A maior parte deles está na extremidade “leve” do espectro. Ou seja, não apresentam características óbvias do autismo. Ao longo do tempo, suas dificuldades de comunicação social e seus comportamentos e interesses restritos foram atribuídos a questões de personalidade, temperamento ou a outros diagnósticos. Na verdade, raramente encontramos adultos autistas que não tiveram outro diagnóstico em algum momento: TDAH, TOC, TAB, transtornos de ansiedade, de personalidade ou depressão. Em alguns casos, eles podem mesmo ter um desses transtornos como condição coexistente (comorbidade), mas o autismo propriamente dito nunca foi cogitado. Na época em que cresceram, apenas os casos clássicos eram identificados. Mesmo os moderados costumavam passar como deficiência intelectual ou esquizofrenia.
Diagnóstico não é rótulo
A suspeita de TEA leve pode surgir de forma inesperada e desencadear uma transformação. Muitas coisas passam a fazer sentido. Algumas vivências do passado podem ser enxergadas sob uma nova perspectiva. Para aqueles que passaram a maior parte de suas vidas sem respostas para muitas das suas angústias, que sobreviveram a julgamentos, chacotas, crises, abusos e incompreensão, o conhecimento a respeito da sua condição representa a luz no fim do túnel. A chance de ressignificar muitas experiências. Não é à toa que muitos mergulham na pesquisa, leem tudo que podem sobre o assunto.
Então, um dia, decidem tirar a história a limpo e procurar uma avaliação profissional.
Neste momento, costumam se deparar com dois obstáculos. O primeiro é o descrédito de familiares e amigos. Simplesmente eles não se encaixam no “modelo” de autismo que as pessoas tem em mente. Afinal, muitos deles estudaram, tem empregos, alguns se casaram e tem filhos. Só que ninguém pode imaginar a que custo eles mantêm essa “normalidade” toda: o eterno estado de hipervigilância, a exaustão e a autodepreciação.
O segundo obstáculo é achar um profissional apto a fazer o diagnóstico de TEA em adultos. Sendo, por definição, uma condição do neurodesenvolvimento, o treinamento dos profissionais da área tende a concentrar-se naqueles que trabalham com crianças. Poucos tem experiência com adultos. Os critérios diagnósticos não mudam, mas é necessário um minucioso histórico do desenvolvimento (afinal, ninguém torna-se autista depois de grande) aliado a conhecimento técnico e sensibilidade para enxergar como as características do autismo evoluem com o tempo nestes pacientes. Além disso, o diagnóstico diferencial (“separar” os sinais do TEA de outras condições neuropsiquiátricas) costuma ser mais difícil em adultos.

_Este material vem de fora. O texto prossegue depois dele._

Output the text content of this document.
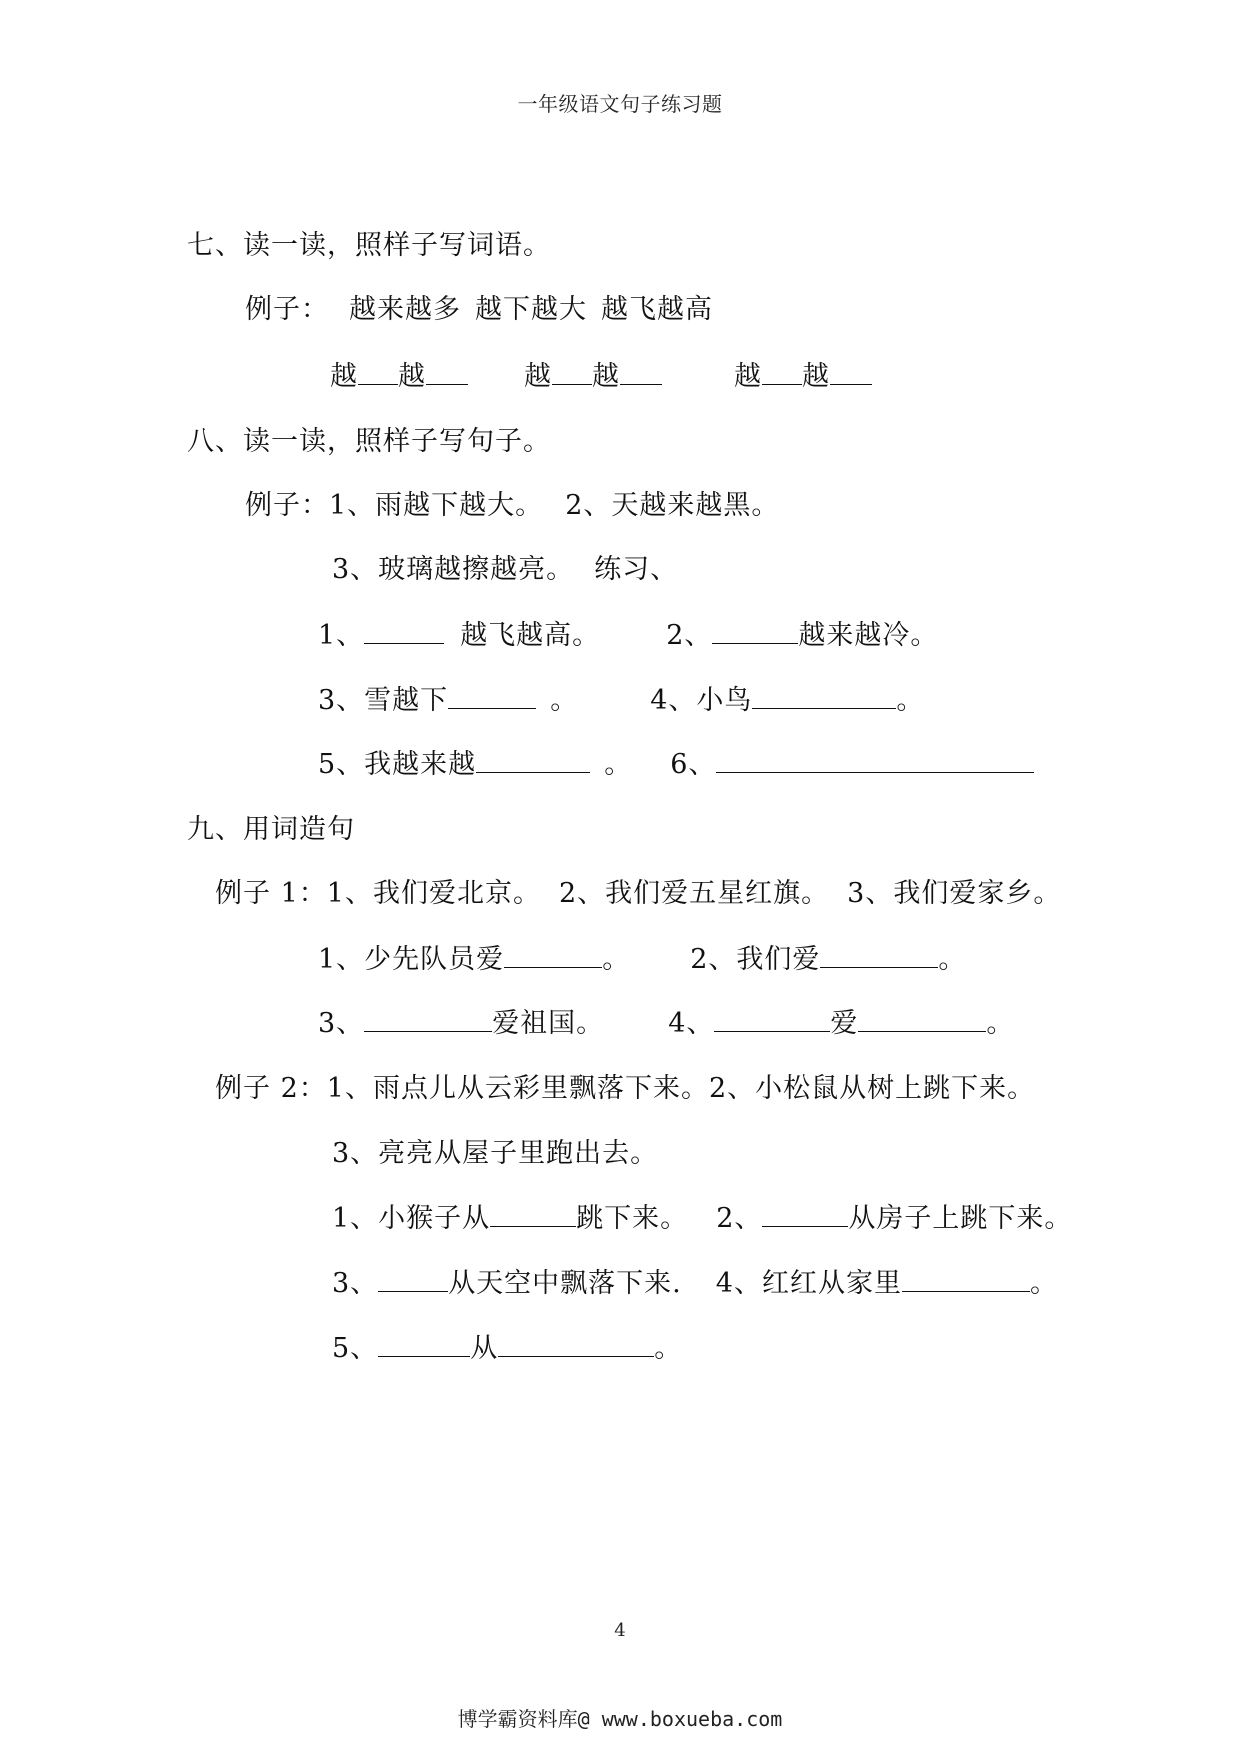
一年级语文句子练习题
七、读一读，照样子写词语。
例子： 越来越多 越下越大 越飞越高
越 越	越 越	越 越
八、读一读，照样子写句子。
例子：1、雨越下越大。 2、天越来越黑。
3、玻璃越擦越亮。 练习、
1、	越飞越高。 2、	越来越冷。
3、雪越下	。	4、小鸟	。
5、我越来越	。 6、
九、用词造句
例子 1：1、我们爱北京。 2、我们爱五星红旗。 3、我们爱家乡。
1、少先队员爱	。 2、我们爱	。
3、	爱祖国。 4、	爱	。
例子 2：1、雨点儿从云彩里飘落下来。2、小松鼠从树上跳下来。
3、亮亮从屋子里跑出去。
1、小猴子从	跳下来。 2、	从房子上跳下来。
3、	从天空中飘落下来. 4、红红从家里	。
5、	从	。
4
博学霸资料库@ www.boxueba.com
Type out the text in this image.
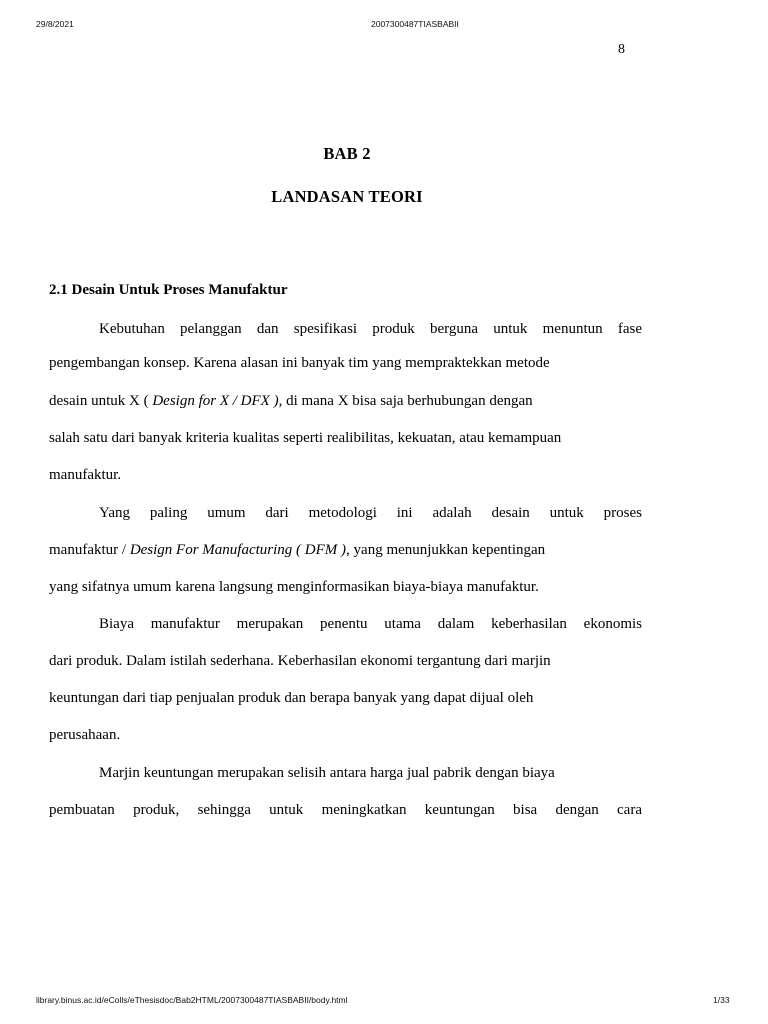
29/8/2021	2007300487TIASBABII
8
BAB 2
LANDASAN TEORI
2.1 Desain Untuk Proses Manufaktur
Kebutuhan pelanggan dan spesifikasi produk berguna untuk menuntun fase
pengembangan konsep. Karena alasan ini banyak tim yang mempraktekkan metode
desain untuk X ( Design for X / DFX ), di mana X bisa saja berhubungan dengan
salah satu dari banyak kriteria kualitas seperti realibilitas, kekuatan, atau kemampuan
manufaktur.
Yang paling umum dari metodologi ini adalah desain untuk proses
manufaktur / Design For Manufacturing ( DFM ), yang menunjukkan kepentingan
yang sifatnya umum karena langsung menginformasikan biaya-biaya manufaktur.
Biaya manufaktur merupakan penentu utama dalam keberhasilan ekonomis
dari produk. Dalam istilah sederhana. Keberhasilan ekonomi tergantung dari marjin
keuntungan dari tiap penjualan produk dan berapa banyak yang dapat dijual oleh
perusahaan.
Marjin keuntungan merupakan selisih antara harga jual pabrik dengan biaya
pembuatan produk, sehingga untuk meningkatkan keuntungan bisa dengan cara
library.binus.ac.id/eColls/eThesisdoc/Bab2HTML/2007300487TIASBABII/body.html	1/33
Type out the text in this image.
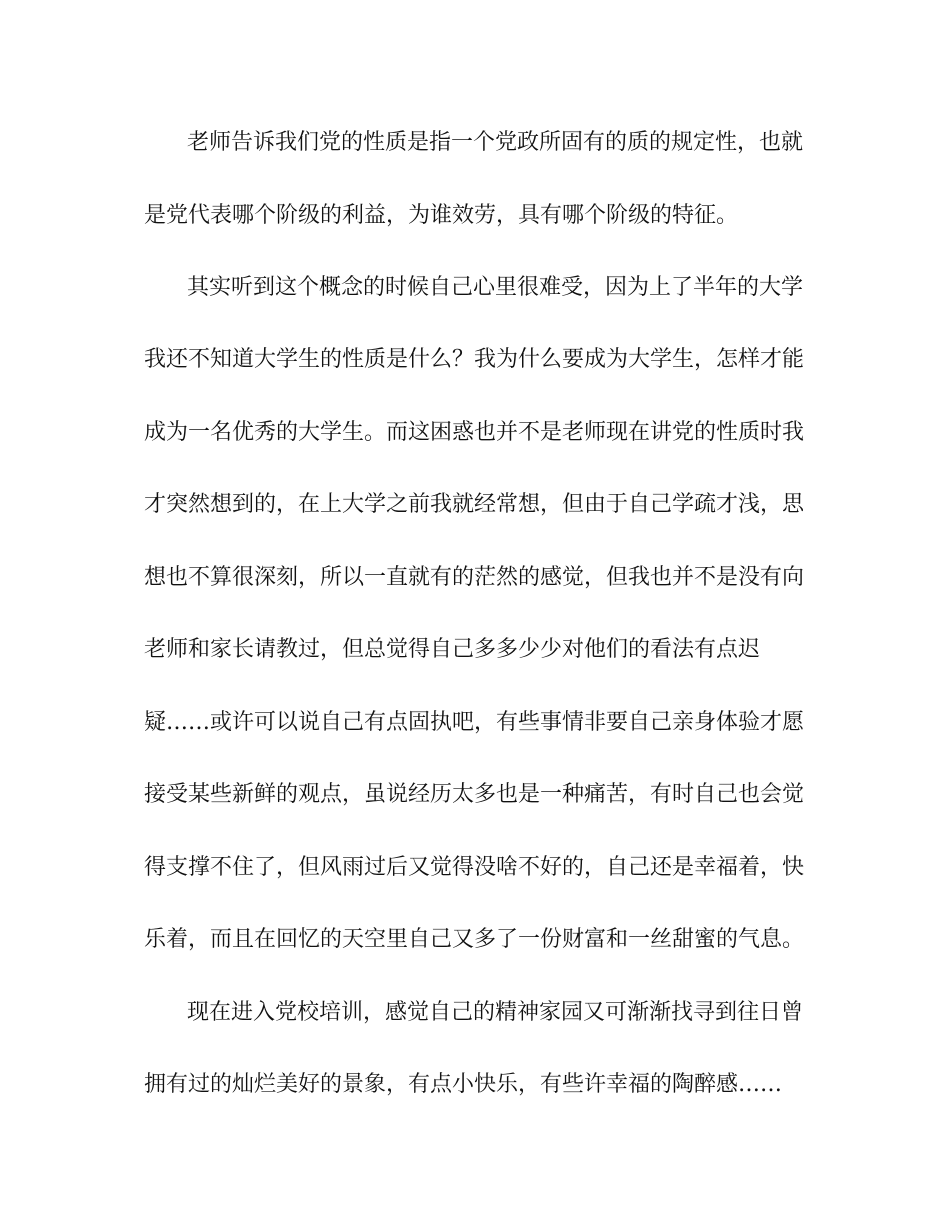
老师告诉我们党的性质是指一个党政所固有的质的规定性，也就

是党代表哪个阶级的利益，为谁效劳，具有哪个阶级的特征。

其实听到这个概念的时候自己心里很难受，因为上了半年的大学

我还不知道大学生的性质是什么？我为什么要成为大学生，怎样才能

成为一名优秀的大学生。而这困惑也并不是老师现在讲党的性质时我

才突然想到的，在上大学之前我就经常想，但由于自己学疏才浅，思

想也不算很深刻，所以一直就有的茫然的感觉，但我也并不是没有向

老师和家长请教过，但总觉得自己多多少少对他们的看法有点迟

疑……或许可以说自己有点固执吧，有些事情非要自己亲身体验才愿

接受某些新鲜的观点，虽说经历太多也是一种痛苦，有时自己也会觉

得支撑不住了，但风雨过后又觉得没啥不好的，自己还是幸福着，快

乐着，而且在回忆的天空里自己又多了一份财富和一丝甜蜜的气息。

现在进入党校培训，感觉自己的精神家园又可渐渐找寻到往日曾

拥有过的灿烂美好的景象，有点小快乐，有些许幸福的陶醉感……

Por que buscar um diagnóstico?
A pergunta mais ouvida neste processo de busca é: por que? Para que um diagnóstico a essa altura da vida? Se já não são mais candidatos às intervenções convencionais, se não podem mesmo alterar o que viveram, se chegaram até aqui…
Tenho ouvido boas respostas para essas perguntas na clínica.
Alguns apresentam motivos bem práticos, como finalmente obter acomodações educacionais que lhes permitam terminar a faculdade ou a pós-graduação ou modificações no ambiente de trabalho. Outros estão em busca de autoconhecimento e de melhorar seus relacionamentos.
Mas as respostas que mais me comovem são aquelas profundamente pessoais, como as que ouvi na semana passada: “Para fazer as pazes comigo mesmo. Para que eu possa me perdoar pelo que vivi.”